Jamie pull up that Neil degrasse Tyson video!
Nothing says trad like not trusting anyone over 30.
 
"Average kiwi"? You mean the five or so posters in this thread with a relatively wide spectrum of "anti-abortion" or "apathetic to abortion" positions?

Also, what happened to all those married men and women who "oppose abortion"?

They're straight white incels now. Neither their opinions nor their bases matter.

They're irrelevant. Hell, they're not even real.

This comment isn't real.

The medical condition of pregnancy. It literally causes all types of medical stresses and sometimes permanent medical changes. https://www.livescience.com/50877-regnancy-body-changes.html

You're talking about a process that the female body expressly develops for as though it were a medical condition more akin to HIV/AIDS.
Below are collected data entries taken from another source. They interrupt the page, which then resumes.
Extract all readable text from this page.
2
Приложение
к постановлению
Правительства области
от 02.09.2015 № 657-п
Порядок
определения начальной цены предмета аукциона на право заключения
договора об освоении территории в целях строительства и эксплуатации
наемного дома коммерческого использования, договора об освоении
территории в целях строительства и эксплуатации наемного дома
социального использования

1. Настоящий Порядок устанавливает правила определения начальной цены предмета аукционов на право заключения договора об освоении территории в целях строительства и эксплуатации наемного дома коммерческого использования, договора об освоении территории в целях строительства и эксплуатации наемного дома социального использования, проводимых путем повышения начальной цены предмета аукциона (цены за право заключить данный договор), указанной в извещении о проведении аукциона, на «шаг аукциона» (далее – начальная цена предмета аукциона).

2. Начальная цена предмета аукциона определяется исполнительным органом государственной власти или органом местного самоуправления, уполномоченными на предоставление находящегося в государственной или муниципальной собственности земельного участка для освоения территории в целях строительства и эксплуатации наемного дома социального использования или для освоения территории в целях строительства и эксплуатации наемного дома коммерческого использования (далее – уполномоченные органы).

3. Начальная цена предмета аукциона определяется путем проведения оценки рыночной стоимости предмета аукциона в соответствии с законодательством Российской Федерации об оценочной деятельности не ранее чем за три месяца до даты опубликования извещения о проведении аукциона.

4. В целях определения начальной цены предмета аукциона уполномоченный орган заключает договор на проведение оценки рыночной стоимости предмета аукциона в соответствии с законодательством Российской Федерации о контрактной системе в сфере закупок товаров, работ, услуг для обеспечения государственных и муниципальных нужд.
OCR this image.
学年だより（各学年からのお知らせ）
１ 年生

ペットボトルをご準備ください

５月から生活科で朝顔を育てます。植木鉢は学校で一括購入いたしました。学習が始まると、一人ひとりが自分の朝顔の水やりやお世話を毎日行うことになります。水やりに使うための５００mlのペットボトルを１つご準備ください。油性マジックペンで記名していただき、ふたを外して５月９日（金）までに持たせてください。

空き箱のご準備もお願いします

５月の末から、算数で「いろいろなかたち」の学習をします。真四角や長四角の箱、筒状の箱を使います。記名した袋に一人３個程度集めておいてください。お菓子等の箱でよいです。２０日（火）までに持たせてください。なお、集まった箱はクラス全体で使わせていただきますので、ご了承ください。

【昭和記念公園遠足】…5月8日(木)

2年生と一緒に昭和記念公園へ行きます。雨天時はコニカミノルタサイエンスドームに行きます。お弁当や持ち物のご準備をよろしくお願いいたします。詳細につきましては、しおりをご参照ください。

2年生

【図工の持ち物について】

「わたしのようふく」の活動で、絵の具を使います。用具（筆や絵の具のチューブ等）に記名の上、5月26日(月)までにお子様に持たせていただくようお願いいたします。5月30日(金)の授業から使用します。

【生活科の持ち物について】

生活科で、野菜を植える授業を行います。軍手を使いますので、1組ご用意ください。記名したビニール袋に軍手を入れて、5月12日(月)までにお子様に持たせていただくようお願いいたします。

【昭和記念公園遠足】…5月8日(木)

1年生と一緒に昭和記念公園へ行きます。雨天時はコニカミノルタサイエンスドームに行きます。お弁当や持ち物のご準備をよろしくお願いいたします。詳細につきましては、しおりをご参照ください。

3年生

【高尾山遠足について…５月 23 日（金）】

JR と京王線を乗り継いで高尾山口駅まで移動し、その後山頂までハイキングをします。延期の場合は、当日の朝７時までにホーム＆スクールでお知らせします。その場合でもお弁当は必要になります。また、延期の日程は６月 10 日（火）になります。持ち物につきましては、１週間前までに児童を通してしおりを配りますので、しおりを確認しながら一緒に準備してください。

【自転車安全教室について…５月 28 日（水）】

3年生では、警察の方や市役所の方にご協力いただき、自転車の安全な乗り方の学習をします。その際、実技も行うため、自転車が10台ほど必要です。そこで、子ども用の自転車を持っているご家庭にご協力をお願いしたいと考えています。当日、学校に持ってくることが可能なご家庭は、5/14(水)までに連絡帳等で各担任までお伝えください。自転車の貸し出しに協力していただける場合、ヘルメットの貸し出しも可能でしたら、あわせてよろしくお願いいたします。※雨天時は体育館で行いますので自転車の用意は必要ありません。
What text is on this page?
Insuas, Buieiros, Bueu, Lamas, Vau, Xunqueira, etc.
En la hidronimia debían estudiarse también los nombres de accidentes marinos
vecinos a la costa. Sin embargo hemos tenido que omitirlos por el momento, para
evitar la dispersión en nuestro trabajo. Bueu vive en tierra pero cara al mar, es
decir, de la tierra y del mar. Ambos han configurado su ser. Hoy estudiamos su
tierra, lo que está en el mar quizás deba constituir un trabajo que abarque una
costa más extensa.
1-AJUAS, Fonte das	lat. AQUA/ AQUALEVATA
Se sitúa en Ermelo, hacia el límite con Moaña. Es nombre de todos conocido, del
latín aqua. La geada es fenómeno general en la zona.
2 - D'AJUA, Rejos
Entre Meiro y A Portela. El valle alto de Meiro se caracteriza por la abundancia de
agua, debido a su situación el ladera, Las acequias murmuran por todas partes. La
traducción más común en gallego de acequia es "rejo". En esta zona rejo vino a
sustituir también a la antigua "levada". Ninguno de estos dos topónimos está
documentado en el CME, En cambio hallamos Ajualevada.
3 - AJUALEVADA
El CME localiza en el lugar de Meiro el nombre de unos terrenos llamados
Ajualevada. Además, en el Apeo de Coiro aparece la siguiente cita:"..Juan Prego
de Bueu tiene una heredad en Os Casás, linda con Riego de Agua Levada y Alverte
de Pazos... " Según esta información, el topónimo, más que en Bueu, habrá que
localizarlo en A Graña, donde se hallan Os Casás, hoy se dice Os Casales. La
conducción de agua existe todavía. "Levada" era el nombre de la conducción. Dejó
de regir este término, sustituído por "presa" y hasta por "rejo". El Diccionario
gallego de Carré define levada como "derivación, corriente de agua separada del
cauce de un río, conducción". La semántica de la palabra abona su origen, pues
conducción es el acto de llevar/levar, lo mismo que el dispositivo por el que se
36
If you want the baby to not die, and the mother gives up her parental rights and doesn't want to be pregnant than you need to develop a technological device or procedure to hook it up to something else to facilitate it's gestation period, whether that's a device or a volunteer surrogate uterus to implant it into.

So, we should kill children in the womb in the meantime literally just because their mother doesn't want them (in most cases)?

Either it's a separate legal entity with it's own rights that the mother can choose to legally disconnect herself from or it's not and the mother decides what happens to it.

You realize that children are dependents of their parents, right? You can't "legally disconnect" yourself from your child outside adoption.

Once it's born the mother can legally entirely disassociate from it but not before? So before it's born it has more legal rights than after? to the point your medical autonomy is revoked?

The point is that after birth, the mother can arrange for the child to be put in some kind of custody. You couldn't do that before that point without killing the child or otherwise substantially risking their death.